16-year-old Team Fortress 2 has just beaten its own concurrent user record
A midsummer night's team.
Team Fortress 2 has beaten its own concurrent user record, clocking up 258,997 players earlier this week.
Whilst that may not sound impressive given the PUBG: Battlegrounds' record-breaking peak currently sits at a hefty 3.2m players, it's important to note that even though TF2 is widely considered one of the greatest shooters of all time, it's just about to turn 16 years old.
According to SteamDB, the game has never been more popular, not even when it switched from a premium to a free-to-play model in 2011. And the most recent record of 253,997 concurrent players more than doubles the prior record of 167,591, which was set back in December 2022.

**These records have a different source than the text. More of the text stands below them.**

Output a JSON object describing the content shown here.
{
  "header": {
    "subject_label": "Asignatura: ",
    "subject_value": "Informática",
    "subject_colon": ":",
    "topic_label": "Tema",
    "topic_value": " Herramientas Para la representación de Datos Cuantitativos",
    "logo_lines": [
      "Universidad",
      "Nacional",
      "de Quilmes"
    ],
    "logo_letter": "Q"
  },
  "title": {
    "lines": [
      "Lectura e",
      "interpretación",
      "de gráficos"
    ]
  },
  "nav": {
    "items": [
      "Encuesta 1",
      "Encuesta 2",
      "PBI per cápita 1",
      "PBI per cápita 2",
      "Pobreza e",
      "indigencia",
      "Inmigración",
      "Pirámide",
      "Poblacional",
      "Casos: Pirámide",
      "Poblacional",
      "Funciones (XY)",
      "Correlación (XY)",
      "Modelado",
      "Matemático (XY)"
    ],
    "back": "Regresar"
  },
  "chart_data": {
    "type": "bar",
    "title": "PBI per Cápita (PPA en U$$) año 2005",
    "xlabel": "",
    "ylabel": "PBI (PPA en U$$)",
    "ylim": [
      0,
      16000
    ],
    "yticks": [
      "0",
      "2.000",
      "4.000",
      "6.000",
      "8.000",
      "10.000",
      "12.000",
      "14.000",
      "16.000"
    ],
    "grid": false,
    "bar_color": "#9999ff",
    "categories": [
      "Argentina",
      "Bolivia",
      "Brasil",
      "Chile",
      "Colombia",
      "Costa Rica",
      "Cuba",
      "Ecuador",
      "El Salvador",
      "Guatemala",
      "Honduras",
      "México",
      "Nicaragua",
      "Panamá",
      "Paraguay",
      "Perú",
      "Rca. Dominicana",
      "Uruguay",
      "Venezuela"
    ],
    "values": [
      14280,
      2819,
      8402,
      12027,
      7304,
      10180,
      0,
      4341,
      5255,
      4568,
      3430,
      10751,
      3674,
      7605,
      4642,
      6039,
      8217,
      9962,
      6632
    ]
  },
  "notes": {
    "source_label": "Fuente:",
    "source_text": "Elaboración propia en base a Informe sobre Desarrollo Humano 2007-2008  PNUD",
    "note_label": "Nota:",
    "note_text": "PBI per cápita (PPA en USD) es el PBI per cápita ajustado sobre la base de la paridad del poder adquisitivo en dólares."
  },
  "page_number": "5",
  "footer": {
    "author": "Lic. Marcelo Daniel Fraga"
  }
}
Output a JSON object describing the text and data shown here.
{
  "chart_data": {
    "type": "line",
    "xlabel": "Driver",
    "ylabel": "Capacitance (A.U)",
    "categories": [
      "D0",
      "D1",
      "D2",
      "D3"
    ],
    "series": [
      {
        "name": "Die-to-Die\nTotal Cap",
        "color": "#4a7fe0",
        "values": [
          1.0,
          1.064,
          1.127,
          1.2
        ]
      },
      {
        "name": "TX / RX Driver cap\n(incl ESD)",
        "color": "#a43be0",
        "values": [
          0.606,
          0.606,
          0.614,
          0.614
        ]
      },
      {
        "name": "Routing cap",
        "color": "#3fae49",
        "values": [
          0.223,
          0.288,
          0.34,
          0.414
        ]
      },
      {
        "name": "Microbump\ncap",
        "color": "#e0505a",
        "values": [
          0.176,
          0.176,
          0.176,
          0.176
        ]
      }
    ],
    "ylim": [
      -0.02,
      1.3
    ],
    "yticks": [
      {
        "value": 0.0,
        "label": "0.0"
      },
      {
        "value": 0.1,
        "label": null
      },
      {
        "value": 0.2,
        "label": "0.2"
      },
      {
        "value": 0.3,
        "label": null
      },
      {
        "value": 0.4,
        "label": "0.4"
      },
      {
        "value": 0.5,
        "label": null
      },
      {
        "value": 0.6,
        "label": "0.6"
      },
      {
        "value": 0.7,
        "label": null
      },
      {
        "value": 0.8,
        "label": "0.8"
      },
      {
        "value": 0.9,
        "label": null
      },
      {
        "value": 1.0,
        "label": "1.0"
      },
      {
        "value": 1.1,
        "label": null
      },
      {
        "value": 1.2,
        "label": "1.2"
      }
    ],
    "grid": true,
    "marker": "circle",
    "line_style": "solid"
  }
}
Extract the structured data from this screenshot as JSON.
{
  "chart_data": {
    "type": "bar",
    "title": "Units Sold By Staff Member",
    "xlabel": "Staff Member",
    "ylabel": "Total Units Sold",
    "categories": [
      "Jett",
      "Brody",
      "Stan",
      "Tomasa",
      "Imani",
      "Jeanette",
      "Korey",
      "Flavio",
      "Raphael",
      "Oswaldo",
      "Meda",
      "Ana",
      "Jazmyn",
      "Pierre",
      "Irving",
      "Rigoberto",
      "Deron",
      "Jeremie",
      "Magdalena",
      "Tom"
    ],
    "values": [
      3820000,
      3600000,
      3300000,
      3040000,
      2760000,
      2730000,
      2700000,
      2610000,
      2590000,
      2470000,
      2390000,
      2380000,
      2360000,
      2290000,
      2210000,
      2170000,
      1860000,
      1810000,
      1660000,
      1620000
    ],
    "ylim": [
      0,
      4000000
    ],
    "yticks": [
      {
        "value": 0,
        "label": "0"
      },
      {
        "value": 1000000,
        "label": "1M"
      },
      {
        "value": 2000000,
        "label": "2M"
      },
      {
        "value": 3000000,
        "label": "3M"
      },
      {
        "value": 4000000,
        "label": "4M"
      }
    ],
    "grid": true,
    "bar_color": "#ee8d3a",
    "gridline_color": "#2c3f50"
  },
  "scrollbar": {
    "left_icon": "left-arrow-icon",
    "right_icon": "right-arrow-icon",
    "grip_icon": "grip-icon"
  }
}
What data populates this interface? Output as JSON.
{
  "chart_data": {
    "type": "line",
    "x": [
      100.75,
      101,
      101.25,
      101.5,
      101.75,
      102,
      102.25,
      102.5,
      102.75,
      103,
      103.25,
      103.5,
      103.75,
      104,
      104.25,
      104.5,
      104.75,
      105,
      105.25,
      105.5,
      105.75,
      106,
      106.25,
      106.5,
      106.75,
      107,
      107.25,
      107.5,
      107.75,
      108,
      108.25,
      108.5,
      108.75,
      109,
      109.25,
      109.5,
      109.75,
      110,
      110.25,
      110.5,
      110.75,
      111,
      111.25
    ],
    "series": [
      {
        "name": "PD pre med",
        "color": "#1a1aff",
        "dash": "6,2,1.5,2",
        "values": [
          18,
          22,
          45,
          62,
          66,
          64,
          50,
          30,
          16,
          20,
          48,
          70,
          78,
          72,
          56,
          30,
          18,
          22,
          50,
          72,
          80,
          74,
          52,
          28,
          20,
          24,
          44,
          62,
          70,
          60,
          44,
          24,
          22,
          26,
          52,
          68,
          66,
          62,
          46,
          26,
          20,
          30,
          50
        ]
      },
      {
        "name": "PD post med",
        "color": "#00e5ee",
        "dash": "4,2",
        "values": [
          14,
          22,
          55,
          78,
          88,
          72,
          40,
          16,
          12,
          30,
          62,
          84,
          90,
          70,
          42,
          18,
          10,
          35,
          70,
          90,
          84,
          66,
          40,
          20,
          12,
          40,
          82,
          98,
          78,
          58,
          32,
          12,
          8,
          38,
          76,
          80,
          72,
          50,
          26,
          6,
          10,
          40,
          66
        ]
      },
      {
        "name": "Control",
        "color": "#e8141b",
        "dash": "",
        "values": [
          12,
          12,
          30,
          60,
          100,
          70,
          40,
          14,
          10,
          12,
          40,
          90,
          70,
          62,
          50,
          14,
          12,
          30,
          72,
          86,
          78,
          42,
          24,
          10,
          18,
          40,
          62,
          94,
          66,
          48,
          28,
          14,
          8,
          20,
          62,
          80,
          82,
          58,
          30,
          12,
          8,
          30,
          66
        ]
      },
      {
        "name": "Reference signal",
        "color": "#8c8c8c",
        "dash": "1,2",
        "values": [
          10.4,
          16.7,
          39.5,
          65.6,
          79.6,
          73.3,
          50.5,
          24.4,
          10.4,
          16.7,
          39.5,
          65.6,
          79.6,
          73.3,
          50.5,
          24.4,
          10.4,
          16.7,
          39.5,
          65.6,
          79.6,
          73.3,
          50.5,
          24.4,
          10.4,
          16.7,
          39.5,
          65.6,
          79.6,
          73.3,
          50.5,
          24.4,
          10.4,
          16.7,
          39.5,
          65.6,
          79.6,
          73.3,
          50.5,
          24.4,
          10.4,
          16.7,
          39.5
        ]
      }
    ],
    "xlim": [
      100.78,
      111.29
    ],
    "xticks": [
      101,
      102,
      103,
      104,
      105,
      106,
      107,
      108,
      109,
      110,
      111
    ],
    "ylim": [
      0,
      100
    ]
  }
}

The spike is likely attributable to Valve's all-new time-limited Team Fortress 2 summer event that introduced several new maps, taunts, effects, war paints, and more.
Team Fortress 2 isn't the only classic Valve game gaining traction, either. In May, Counter-Strike: Global Offensive (CS:GO) once again broke its all-time concurrent PC user peak, smashing not only its own simultaneous user record, but cementing itself as one of Steam's biggest-ever games.
A leaker uploaded Valve's "entire asset repository" earlier this year, including asset repositories of Valve games as they were in 2016, including Portal, CS: Source, Team Fortress 2, Day of Defeat: Source, and Half-Life 2: Episodes 1, 2, and Half-Life 2 multiplayer.